Wednesday, August 13th, 2008 - Uncategorized

Alan asks: How do you believe a manager should handle rivalries and friction between co-workers? Just curious in the viewpoint of this vast well of experience and knowledge. In some fields, this may be a very positive thing and in others…it is likely less than productive.

In answer:
In most cases, friction is a bad thing which results from poorly managed rivalry. Friction is also often a one on one personal thing, as opposed to a competitive internal rivalry.

Some functions thrive on rivalry – sales is the most obvious, although it can also spin into customer service: not good in my book, normally on measures of customers handled; where as best practise suggests that should be on customer satisfaction, where the internal goal needs to be totally inline with long term customer loyalty. Some companies even actively structure for rivalry – Seiko in watch design and innovation will have at least two teams on every design brief (to reduce time to market/increase the innovation); while HP never have a facility over 120 people, and hence have rivalry between associated facilities on similar products.

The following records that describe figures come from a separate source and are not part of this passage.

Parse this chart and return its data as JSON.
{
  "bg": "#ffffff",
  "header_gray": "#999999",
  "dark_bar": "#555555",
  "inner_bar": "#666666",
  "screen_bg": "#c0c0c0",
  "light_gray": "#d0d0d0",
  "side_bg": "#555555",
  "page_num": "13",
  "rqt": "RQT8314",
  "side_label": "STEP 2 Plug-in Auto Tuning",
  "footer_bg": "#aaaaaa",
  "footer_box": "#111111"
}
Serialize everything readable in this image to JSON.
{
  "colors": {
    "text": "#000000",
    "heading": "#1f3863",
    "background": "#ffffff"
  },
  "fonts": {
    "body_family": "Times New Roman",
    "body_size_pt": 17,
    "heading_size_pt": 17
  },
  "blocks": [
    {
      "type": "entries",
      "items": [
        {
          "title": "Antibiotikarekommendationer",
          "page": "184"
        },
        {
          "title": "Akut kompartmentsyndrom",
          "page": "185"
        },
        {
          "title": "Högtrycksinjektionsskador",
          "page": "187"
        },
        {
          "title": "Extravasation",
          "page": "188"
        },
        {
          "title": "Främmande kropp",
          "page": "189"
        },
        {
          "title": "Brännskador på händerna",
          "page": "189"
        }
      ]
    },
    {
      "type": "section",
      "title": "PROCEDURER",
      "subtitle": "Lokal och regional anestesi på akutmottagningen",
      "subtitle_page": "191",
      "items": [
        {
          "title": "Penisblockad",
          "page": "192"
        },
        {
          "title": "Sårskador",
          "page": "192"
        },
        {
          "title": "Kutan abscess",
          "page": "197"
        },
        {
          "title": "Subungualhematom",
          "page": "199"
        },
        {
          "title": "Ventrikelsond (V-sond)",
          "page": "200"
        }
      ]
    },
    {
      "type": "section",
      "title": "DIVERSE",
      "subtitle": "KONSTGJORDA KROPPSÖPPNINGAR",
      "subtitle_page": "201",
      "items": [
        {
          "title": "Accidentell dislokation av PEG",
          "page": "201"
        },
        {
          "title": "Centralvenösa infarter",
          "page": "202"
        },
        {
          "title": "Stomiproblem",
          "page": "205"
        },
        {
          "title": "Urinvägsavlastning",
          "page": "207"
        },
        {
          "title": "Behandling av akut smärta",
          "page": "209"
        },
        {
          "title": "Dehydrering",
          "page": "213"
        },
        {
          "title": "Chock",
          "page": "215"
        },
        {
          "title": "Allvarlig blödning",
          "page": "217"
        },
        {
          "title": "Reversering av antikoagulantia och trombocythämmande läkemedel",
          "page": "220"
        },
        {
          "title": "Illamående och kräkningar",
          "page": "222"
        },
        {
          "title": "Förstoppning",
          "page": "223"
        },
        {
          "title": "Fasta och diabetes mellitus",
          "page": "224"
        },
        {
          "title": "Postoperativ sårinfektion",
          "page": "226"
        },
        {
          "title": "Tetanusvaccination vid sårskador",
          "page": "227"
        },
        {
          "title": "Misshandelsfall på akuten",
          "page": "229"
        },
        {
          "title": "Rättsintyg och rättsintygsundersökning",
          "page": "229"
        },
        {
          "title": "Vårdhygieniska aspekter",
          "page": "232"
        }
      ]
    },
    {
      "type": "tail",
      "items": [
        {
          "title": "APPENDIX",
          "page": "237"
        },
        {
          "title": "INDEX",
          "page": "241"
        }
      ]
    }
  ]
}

However, in each case where rivalry is built in, there is a great emphasis and specific activity on building overall loyalty to “one team, one brand.” This is a bright and constant reminder on the hierarchy of message, in that “OK, there is rivalry – but at the end of the day its us as one team on one brand: screw the competition rather than each other!” Both Seiko and HP have such team building budgets and targets, as do the good sales managers on an at least quarterly basis – time scales beyond that tend to create friction situations.

Friction as a one on one focus is not good – it spreads like a poison across a team and a company, destroying first co-operation, then agenda, and eventually customers which leads to income reduction. I due diligenced a company for potential purchase last year, where the friction had got so bad that I had to meet the two equal co-owning directors on different occasions at different locations! Even the business sales agent couldn’t cope with it or them.

Friction needs to be addressed quite simply like a boil – quickly, immediately, and wholly resolved at the end of it. A manager can spot the situation and find common agenda – if its done early enough, that agenda and loyalty to the company is large enough lever to act as the resolve – and create common agenda on which two people can then agree between themselves to accept difference but work harmoniously for their own and the common good. Where I have had conflict situations in teams, I ask the two protagonists to come back with an agreed written understanding – and suggestions on developmental learning: often friction is created but not understanding and lack of communication, rather than pure hate.

In summary, rivalry is not bad as long as the common agenda is big enough and supported by management – but friction needs quick and immediate cure before it destroys a lot more than a singular relationship.